OKEx’s Jay Hao said that indeed, “exchanges have seen very low trading volume lately.”

“Spot trading volume is the lowest that it has been in half a year, and the same pattern can be seen in derivatives,” he said.

“Since the value of Bitcoin derivatives is mainly reflected in hedging market risks, there is a stronger trading demand during periods of high volatility. The decline in bitcoin futures trading volume is mainly due to the continued decline in Bitcoin volatility.”

However, trading volumes on trading platforms outside of spot and derivatives markets don’t seem to have been affected in the same way: “that’s not necessarily the case with other cryptocurrency platforms, such as over-the-counter [trading venues,” Jay said.

For example, “if you consider Localbitcoins and Paxful, not only has trading volume not decreased, but it has actually increased in some places,” Hao said.

Is this the beginning of altcoin season?

Additionally, while the lack of volatility in Bitcoin may have caused a decrease in Bitcoin-related trading volume on exchanges, it seems to have caused an increase in trading volume related to altcoins, which have maintained higher levels of volatility.

“Traders looking to make big gains may start looking to the altcoin markets where coins like DOGE and COMP are allowing traders to capitalize off of high volatility,” Jay Hao said. This has “[…led] some to say that altcoin season has begun. If this is the case, then it is normal that we see less trading action on BTC.

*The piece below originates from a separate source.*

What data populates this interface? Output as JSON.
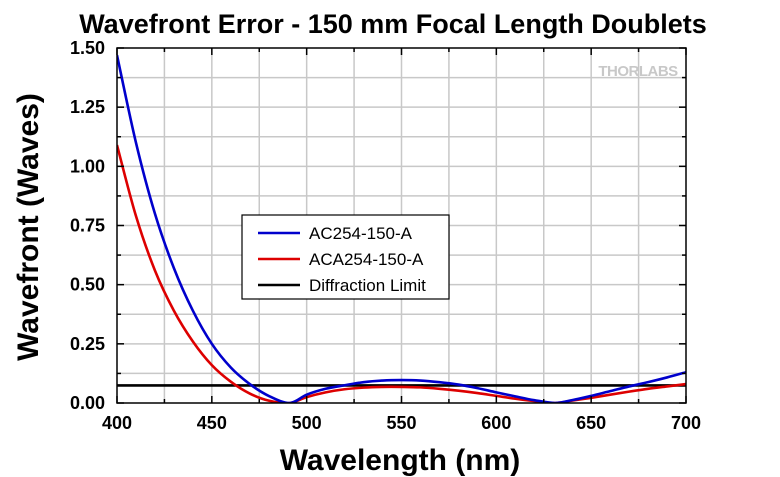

Jay pointed specifically to tokens that have originated from the decentralized finance space as possible points of attention in crypto trading markets: “there has also been a lot of action in the DeFi space with DeFi tokens seeing massive gains,” he said.

DeFi tokens could be a new hotspot for traders in search of volatility

Indeed, the thing that seems to have called the most attention to the DeFi sphere in recent times is the surge in value of governance tokens of certain DeFi platforms–most famously, perhaps, the rise of COMP: the governance token of decentralized loan platform Compound, which jumped nearly 300% in value within a week of its mid-June launch.

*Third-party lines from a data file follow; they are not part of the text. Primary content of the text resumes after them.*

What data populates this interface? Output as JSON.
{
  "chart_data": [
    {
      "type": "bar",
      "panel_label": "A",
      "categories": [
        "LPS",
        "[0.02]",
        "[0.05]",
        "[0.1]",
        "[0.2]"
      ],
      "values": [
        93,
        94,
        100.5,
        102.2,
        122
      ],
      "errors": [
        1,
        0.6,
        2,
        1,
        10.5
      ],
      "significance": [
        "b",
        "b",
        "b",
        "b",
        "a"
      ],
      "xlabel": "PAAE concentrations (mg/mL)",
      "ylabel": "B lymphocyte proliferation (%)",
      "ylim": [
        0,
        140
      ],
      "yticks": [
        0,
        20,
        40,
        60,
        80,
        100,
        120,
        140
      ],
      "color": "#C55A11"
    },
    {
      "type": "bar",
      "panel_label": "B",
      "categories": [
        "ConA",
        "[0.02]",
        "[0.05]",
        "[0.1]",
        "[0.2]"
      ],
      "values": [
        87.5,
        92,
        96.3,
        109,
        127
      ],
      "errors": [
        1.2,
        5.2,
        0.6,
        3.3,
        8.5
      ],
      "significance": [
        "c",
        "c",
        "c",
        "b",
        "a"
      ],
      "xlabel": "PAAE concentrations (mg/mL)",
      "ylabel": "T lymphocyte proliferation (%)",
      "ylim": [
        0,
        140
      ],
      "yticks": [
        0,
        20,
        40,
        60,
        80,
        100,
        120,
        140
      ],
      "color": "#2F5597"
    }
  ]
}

So far, COMP has delivered on volatility: after peaking at roughly $372 last month, COMP gradually slipped as low as $165 over the course of several weeks–a decrease of roughly 55 percent. (By press time, the price had recovered to $176.

The quick succession of boom and bust has a number of analysts predicting further volatility in the future as the market eventually settles on what may be a more appropriate valuation of the company: Twitter commentator @ThetaSeek wrote that the project was overvalued, saying that “[…] The value of the Protocol is an AUM business and AUM businesses are normally valued at less than 1/3 or 1/4 of the companies’ AUM.

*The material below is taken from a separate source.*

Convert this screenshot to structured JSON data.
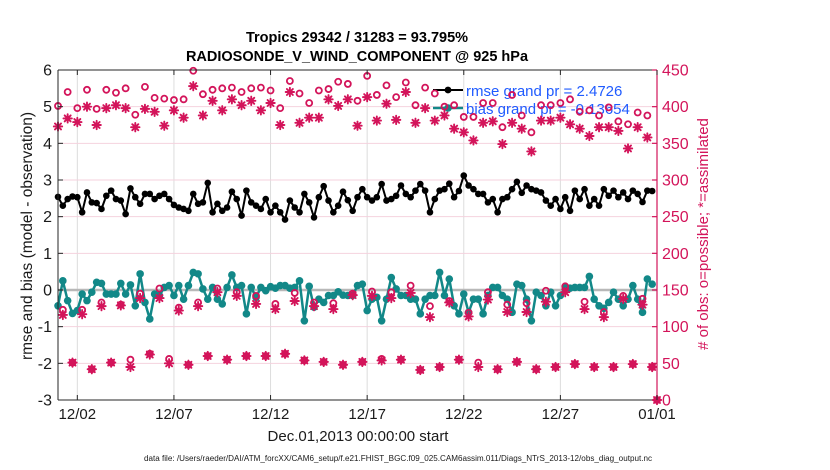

ThetaSeek said, pointing to BlockFi as an example: “@realblockfi is valued at around 200M when their AUM was 650M. (This is generous as Goldman Sachs is valued at less than 1/50 of their AUM),” he said. Therefore, he believes that COMP should be valued at something like $50.


Editor’s note: This article previously and erroneously contained a picture of Bilal Hammoud, President & CEO of NDAX, rather than Tanim Rasul, Head of Operations for Canadian cryptocurrency exchange NDAX. Finance Magnates apologizes to NDAX and to readers for the confusion.